How well can continuous functions on $[0,1]$ be approximated by polynomials up to a given degree? Let $f:[0,1] \to \mathbb{R}$ be continuous. The Stone–Weierstrass theorem tells us that there is a sequence $p_n$ of polynomials defined on $[0,1]$ such that $$\lim_{n \to +\infty} ||p_n - f||_{\infty} = 0$$
A consequence of this theorem is that 
$$\lim_{n \to +\infty} \inf \{||p-f||_{\infty} : p \ \text{is a polynomial of degree} \leq n\} =0$$
This is the quantity I'm interested in. Namely, $$\epsilon(n) \stackrel{\rm def}{=}\inf \{||p-f||_{\infty} : p \ \text{is a polynomial of degree} \leq n\}$$
This roughly tells us the following: if we want to uniformly approximate $f$ by a polynomial of degree $\leq n$, then we should expect an error of at least $\epsilon(n)$. 

Is there an explicit upper bound on $\epsilon(n)$ (e.g., something like $\epsilon(n) \leq \frac{15}{\log n})$? Is there an asymptotic bound on $\epsilon(n)$ (e.g., $\epsilon(n) = O(n^{-2})$?

The bounds should be as tight as possible.
 A: There's no reasonable answer without restricting the class of functions $f$ you're considering. The error may be $O(r^{-n})$ if $f$ has an analytic continuation to an ellipse with foci $0, 1$ in the complex plain, it may be just $O(1/n)$ if you only know it's differentiable (with bounded derivative) on $[0,1]$, or it can be still worse, if $f$ is just continuous, but not smooth.

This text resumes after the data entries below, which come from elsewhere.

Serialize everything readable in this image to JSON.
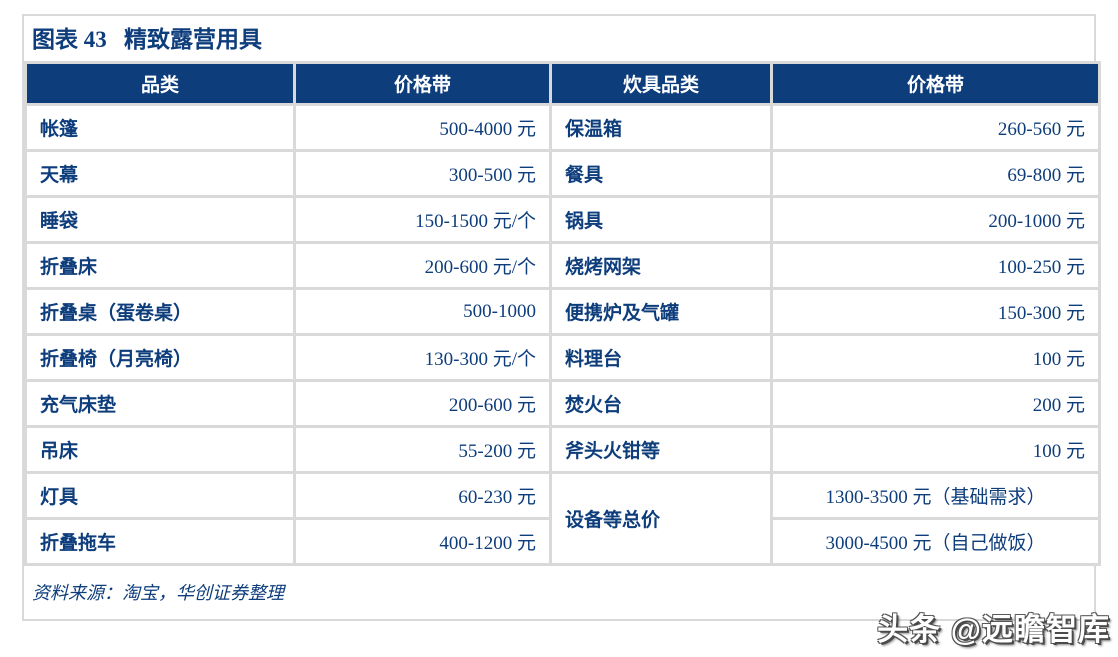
{
  "figure": {
    "title": "图表 43   精致露营用具",
    "source": "资料来源：淘宝，华创证券整理"
  },
  "watermark": "头条 @远瞻智库",
  "colors": {
    "header_bg": "#0e3d7c",
    "header_text": "#ffffff",
    "body_text": "#0e3d7c",
    "highlight_row_bg": "#fbe5d6",
    "border": "#d9d9d9"
  },
  "table": {
    "headers": [
      "品类",
      "价格带",
      "炊具品类",
      "价格带"
    ],
    "left_rows": [
      {
        "category": "帐篷",
        "price": "500-4000 元",
        "highlight": true
      },
      {
        "category": "天幕",
        "price": "300-500 元",
        "highlight": true
      },
      {
        "category": "睡袋",
        "price": "150-1500 元/个",
        "highlight": true
      },
      {
        "category": "折叠床",
        "price": "200-600 元/个",
        "highlight": true
      },
      {
        "category": "折叠桌（蛋卷桌）",
        "price": "500-1000",
        "highlight": true
      },
      {
        "category": "折叠椅（月亮椅）",
        "price": "130-300 元/个",
        "highlight": true
      },
      {
        "category": "充气床垫",
        "price": "200-600 元",
        "highlight": false
      },
      {
        "category": "吊床",
        "price": "55-200 元",
        "highlight": false
      },
      {
        "category": "灯具",
        "price": "60-230 元",
        "highlight": false
      },
      {
        "category": "折叠拖车",
        "price": "400-1200 元",
        "highlight": false
      }
    ],
    "right_rows": [
      {
        "category": "保温箱",
        "price": "260-560 元"
      },
      {
        "category": "餐具",
        "price": "69-800 元"
      },
      {
        "category": "锅具",
        "price": "200-1000 元"
      },
      {
        "category": "烧烤网架",
        "price": "100-250 元"
      },
      {
        "category": "便携炉及气罐",
        "price": "150-300 元"
      },
      {
        "category": "料理台",
        "price": "100 元"
      },
      {
        "category": "焚火台",
        "price": "200 元"
      },
      {
        "category": "斧头火钳等",
        "price": "100 元"
      }
    ],
    "right_merged": {
      "category": "设备等总价",
      "prices": [
        "1300-3500 元（基础需求）",
        "3000-4500 元（自己做饭）"
      ]
    }
  }
}
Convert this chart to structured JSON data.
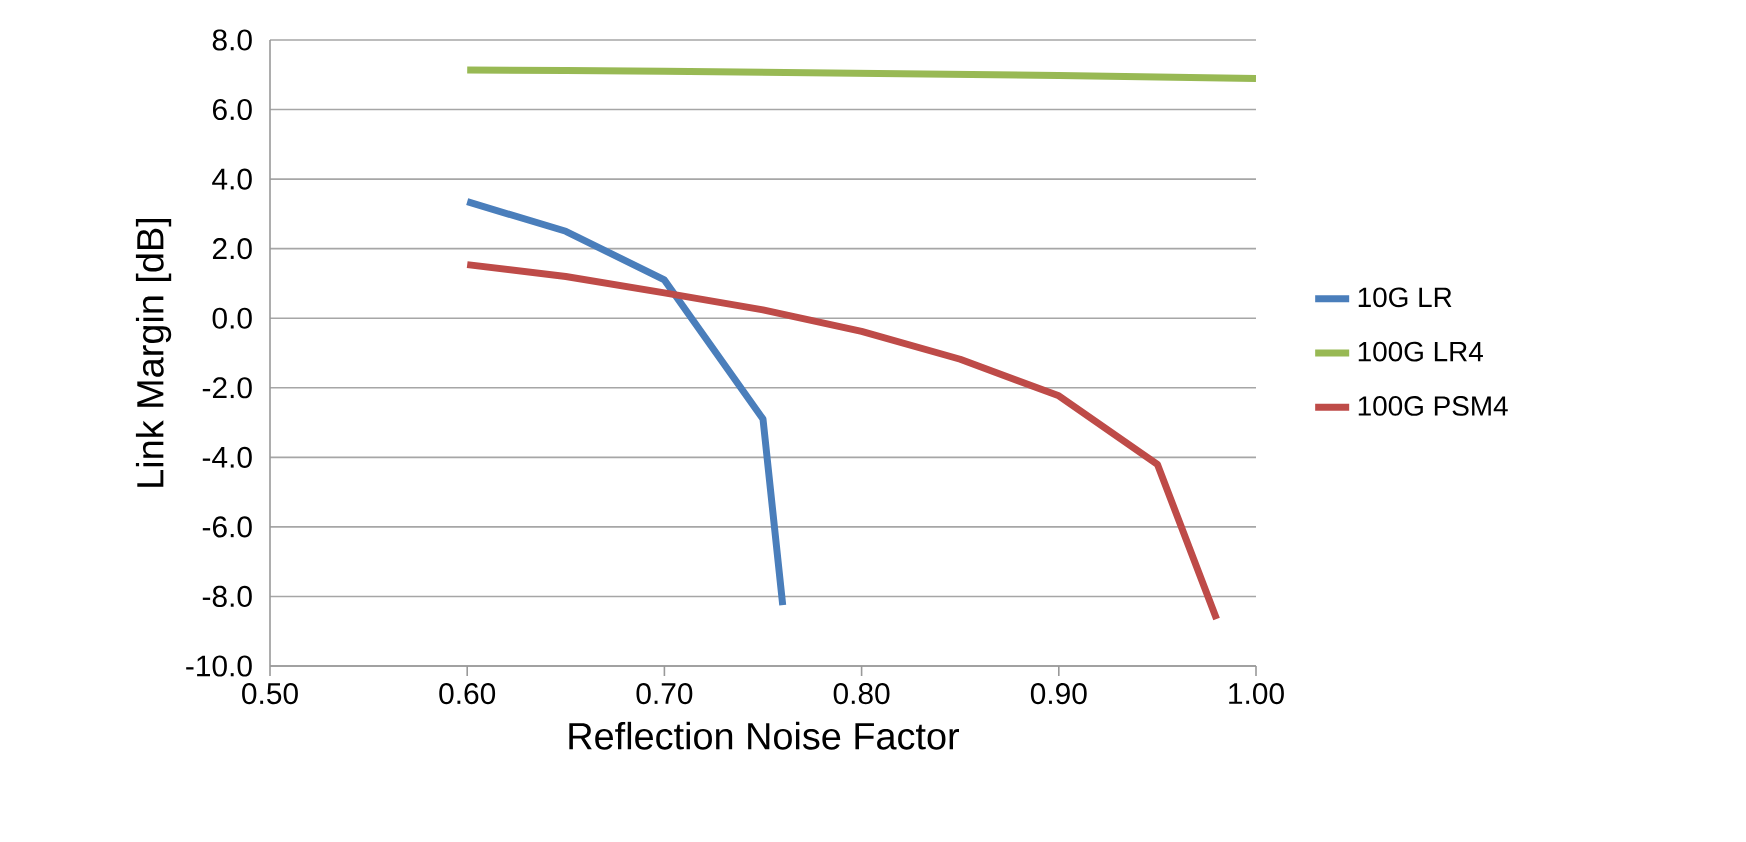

A: First of all, the quantity $\epsilon(n)$ is given by a certain polinomial $\tilde p$, so that
$$\epsilon(n)=||f-\tilde p||_{\infty}$$
A bound of the error is given by Jackson's theorems. If $f$ is only continuous you can tell that
$$ \epsilon(n) \le M \omega(f, \frac{b-a}{n}) $$
where the modulus of continuity is defined as
$$ \omega(f,\delta) := \sup \{|f(x)-f(y)| : x,y \in [a,b],|x-y|\le \delta  \}$$
and $M$ is a real constant (in your case the domain is $[a,b]=[0,1] $). 
If $f$ is increasingly regual, like lipschitz continuous, $C^p$, $C^{\infty}$ analytic and analytic on all the complex plane, the bounds become more severe and the approximation is much better.